Nevertheless, I've gotten to know this particular kiln very well, and have a pretty good handle on what it takes to have a successful firing. All kilns are different, so these may not be applicable to yours, but here are a few things I've learned:
  • Don't overload the kiln!  The temptation is to fill every corner. This all but guarantees that some people will have disappointing results, because the ware starts cooling as soon as the door is opened, and if there are too many pieces in the kiln, some of them will be too cool to give up their oxygen to the flames of  reduction chambers.
  • Think, when loading, about how each piece will be grasped with the tongs. In the mouth? Around the sides? Does it need to overhang a shelf, to get the tongs under it? This will allow the unload to proceed quickly and with fewer mishaps. 
  • Good gloves, good tongs, good safety equipment. (Thanks, Captain Obvious!) I don't want to be in pain while unloading. Pain is not a good plan. 
  • This is important for group raku-ing: I make sure to say before I open the kiln that once the kiln is open, no one passes between the kiln and the reduction chambers - not for photos, not for spritzing pots, not for nothin'. I don't want to have to worry about that. 
A bit of luck goes a long way, also! Wish me some, for today's firing, and tomorrow's. 

Monday, June 9, 2014

Embedded Glaze Decoration

Like a lot of my students, I used to hate glazing. Glazing was just this tiresome, messy thing you had to do so that the things you had fun throwing or building could get fired and finished. Well, baby, things change!

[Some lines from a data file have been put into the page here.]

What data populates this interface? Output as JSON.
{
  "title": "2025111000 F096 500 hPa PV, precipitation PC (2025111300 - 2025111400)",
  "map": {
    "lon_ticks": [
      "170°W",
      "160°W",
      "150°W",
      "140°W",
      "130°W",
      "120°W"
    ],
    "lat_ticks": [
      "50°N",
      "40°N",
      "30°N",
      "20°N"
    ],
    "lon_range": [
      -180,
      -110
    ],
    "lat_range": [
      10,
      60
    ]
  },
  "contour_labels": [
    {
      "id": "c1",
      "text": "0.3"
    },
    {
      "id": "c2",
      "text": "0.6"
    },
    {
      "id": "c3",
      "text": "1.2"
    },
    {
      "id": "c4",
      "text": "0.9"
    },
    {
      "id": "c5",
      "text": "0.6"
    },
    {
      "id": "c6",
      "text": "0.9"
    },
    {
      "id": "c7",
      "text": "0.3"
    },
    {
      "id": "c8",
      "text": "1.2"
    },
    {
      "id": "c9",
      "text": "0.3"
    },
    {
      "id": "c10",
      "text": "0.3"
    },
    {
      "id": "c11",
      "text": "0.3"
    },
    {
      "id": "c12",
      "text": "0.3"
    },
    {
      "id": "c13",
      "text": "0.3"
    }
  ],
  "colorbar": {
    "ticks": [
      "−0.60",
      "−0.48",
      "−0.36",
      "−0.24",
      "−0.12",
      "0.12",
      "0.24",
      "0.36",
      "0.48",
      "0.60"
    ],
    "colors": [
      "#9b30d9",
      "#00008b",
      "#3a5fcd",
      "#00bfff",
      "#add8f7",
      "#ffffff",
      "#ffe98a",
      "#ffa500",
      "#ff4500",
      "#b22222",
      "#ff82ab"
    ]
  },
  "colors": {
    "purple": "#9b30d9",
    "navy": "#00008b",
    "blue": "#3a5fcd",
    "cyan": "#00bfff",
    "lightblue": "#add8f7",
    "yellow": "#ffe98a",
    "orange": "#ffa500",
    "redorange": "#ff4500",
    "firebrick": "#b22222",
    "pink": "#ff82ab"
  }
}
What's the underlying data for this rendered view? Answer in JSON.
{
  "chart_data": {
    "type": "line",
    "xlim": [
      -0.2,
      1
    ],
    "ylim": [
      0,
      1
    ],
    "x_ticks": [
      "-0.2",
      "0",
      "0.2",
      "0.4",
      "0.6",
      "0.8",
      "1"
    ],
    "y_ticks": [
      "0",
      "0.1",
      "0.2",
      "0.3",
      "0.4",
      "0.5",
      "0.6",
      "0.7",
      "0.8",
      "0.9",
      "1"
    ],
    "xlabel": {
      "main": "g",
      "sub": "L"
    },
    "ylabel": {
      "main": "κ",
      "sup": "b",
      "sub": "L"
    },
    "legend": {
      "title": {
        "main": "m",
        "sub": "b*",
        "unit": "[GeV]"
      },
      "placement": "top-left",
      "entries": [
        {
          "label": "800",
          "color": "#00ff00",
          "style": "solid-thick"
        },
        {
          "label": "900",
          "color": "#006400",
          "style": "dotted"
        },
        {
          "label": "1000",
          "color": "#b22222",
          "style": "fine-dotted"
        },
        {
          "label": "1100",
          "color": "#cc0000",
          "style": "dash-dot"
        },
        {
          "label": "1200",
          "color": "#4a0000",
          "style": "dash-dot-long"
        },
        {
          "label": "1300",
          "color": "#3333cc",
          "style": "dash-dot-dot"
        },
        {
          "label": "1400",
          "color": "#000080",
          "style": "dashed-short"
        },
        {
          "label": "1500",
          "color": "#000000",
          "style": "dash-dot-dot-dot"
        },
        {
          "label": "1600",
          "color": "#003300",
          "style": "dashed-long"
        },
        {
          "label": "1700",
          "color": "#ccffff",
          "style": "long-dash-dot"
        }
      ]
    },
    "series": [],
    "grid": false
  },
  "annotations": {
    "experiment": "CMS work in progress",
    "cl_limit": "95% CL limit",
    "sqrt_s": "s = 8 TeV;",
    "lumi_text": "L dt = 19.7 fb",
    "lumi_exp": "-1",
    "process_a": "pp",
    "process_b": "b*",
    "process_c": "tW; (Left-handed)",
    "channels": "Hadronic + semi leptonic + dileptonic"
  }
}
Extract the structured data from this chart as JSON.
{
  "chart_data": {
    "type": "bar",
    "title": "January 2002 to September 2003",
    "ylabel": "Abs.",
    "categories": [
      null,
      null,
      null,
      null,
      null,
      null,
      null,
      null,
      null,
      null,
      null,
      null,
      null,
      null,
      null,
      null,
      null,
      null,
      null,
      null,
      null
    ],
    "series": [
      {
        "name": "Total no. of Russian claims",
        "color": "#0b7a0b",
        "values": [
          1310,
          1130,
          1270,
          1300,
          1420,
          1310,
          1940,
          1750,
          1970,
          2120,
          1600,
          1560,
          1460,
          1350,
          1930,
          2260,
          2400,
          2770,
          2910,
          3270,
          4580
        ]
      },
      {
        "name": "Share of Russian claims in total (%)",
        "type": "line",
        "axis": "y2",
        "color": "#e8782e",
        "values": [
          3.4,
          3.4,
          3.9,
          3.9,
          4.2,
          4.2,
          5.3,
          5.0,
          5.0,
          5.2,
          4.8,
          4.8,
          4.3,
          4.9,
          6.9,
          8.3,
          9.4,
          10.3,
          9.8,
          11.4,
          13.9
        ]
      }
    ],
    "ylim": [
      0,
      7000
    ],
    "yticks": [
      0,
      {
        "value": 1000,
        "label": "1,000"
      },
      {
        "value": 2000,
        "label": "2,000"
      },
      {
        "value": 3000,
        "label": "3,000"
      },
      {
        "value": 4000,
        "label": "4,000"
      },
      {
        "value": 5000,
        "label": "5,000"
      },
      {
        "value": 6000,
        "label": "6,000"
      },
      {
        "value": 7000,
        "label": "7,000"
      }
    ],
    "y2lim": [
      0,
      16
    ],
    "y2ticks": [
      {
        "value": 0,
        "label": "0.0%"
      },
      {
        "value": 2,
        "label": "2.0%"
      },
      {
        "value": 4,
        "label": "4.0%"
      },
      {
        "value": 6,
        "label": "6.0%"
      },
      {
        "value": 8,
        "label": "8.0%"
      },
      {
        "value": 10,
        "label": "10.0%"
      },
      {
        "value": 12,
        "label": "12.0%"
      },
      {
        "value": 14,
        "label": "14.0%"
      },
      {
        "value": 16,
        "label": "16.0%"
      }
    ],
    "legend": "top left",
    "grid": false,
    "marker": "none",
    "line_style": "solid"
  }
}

Glazing is now as fun for me as throwing, or altering. I treat glazing more actively now - no more just dunking in a bucket and hoping for the best. To be clear, I do still do some dunking - in slip if nothing else - but I also trail and brush and dot. And now carve and embed.


This is a new technique for me. In fact I think I invented it! Possibly somebody else is doing something like this, somewhere, but I haven't seen it. I was just trying to think of something to show my advanced students that they haven't seen before.

Unlike brushed or trailed glaze, the embedded glaze doesn't lay on top of  or under the glaze layer; it's surrounded by it. It's sort of like sgraffito and mishima combined, only with glaze instead of slip. Most glazes stay in the shapes you carve, with more or less feathering at the edges, depending on the fluidity of the two glazes. The glazes remain their true colors, instead of whatever color they would be in combination. It goes like this:

Pour or dip a layer of glaze on your pot. Wait for it to dry, about 5-10 minutes. Apply a coat of paraffin wax over the whole pot. The wax should be pretty hot - I think it was about 275 degrees. It's harder to control wax when it's that hot, as it's very fluid. That doesn't matter, since you are covering the whole surface anyway, but careful, because ow!



Using a sgraffitto tool, cut through both the wax and the glaze, so that the tool is scraping against the bisqued clay. This works best for lines and simple shapes, my efforts to carve spirals and swirls resulted in the wax coming off in chunks. (Possibly I just need more practice!)


Dip the pot in the second glaze, or brush the second color over the carved surface. If you brush use a good brush like a mop or a hake, that holds a lot of glaze. The color will embed in the carved lines where there is no wax, resulting in a contracting inlaid pattern.



The photo at the top shows the first one of these I ever did. The jaunty jar in the demo will be in the next firing...the one that was supposed to happen on Sunday. The more decoration I do the longer it takes to glaze! I wasn't even finished glazing on Sunday, never mine loading, never mind firing! Hoping to finish up the last few pots on Wednesday, and load; then the next chance I have to fire is Sunday, again.